Epithelial thickness mapping used to guide phototherapeutic keratectomy
Transepithelial phototherapeutic keratectomy with epithelial thickness mapping reduced stromal irregularities and improved vision in cases of irregular astigmatism, according to a study.
The study authors retrospectively analyzed 30 eyes that underwent transepithelial phototherapeutic keratectomy (TE-PTK) only and 11 eyes that underwent TE-PTK with subsequent refractive surgery, with the goal of defining a standard treatment protocol based on population epithelial thickness measurements.

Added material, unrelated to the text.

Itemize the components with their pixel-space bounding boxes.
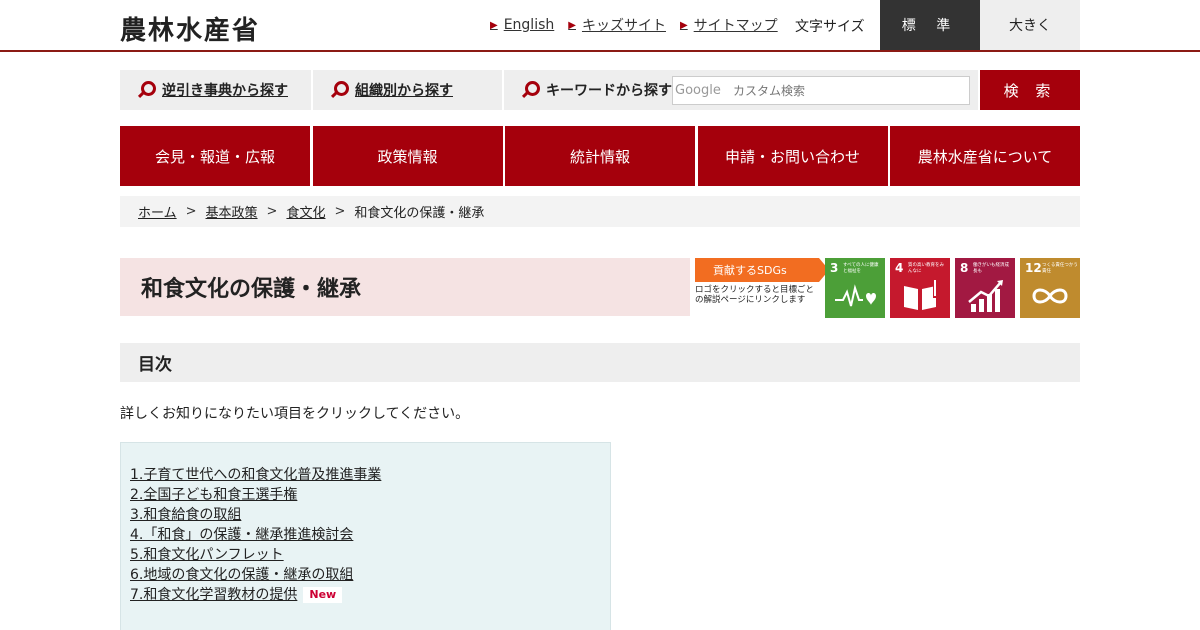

A Mel 80 excimer laser (Carl Zeiss Meditec) was used to perform all TE-PTK procedures. An Artemis very high-frequency digital ultrasound scan (ArcScan) was used to generate preoperative epithelial thickness maps. Visual and refractive outcomes were analyzed 12 months after treatment, and change in epithelial thickness range was used to evaluate the effectiveness of stromal surface regularization.
Postoperatively, corrected distance visual acuity improved by one or more lines in 58% of eyes. One eye lost one line, and no eyes lost two lines.
Significant stromal surface regularization was achieved when average epithelial thickness range was reduced from 41 µm to 29 µm, according to the authors.
Fifty-nine percent of eyes in the TE-PTK group had an unpredictable refractive shift with a change of more than 0.50 D. Refractive accuracy in the TE-PTK with refractive ablation group was acceptable; however, there were two outliers outside the standard deviation of 1 D.
The authors identified a therapeutic window with epithelial thickness between 51 µm and 60 µm.
“A standard protocol of targeting an initial TE-PTK ablation for 55 µm will likely achieve breakthrough of the thinnest epithelium without total epithelial removal, allowing the treatment to be continued in a stepwise fashion,” the authors wrote.
Disclosure: Reinstein is a consultant for Carl Zeiss Meditec, has a proprietary interest in Artemis technology (ArcScan) and is an author of patents related to very high-frequency digital ultrasound administered by the Cornell Center for Technology Enterprise and Commercialization in Ithaca, NY.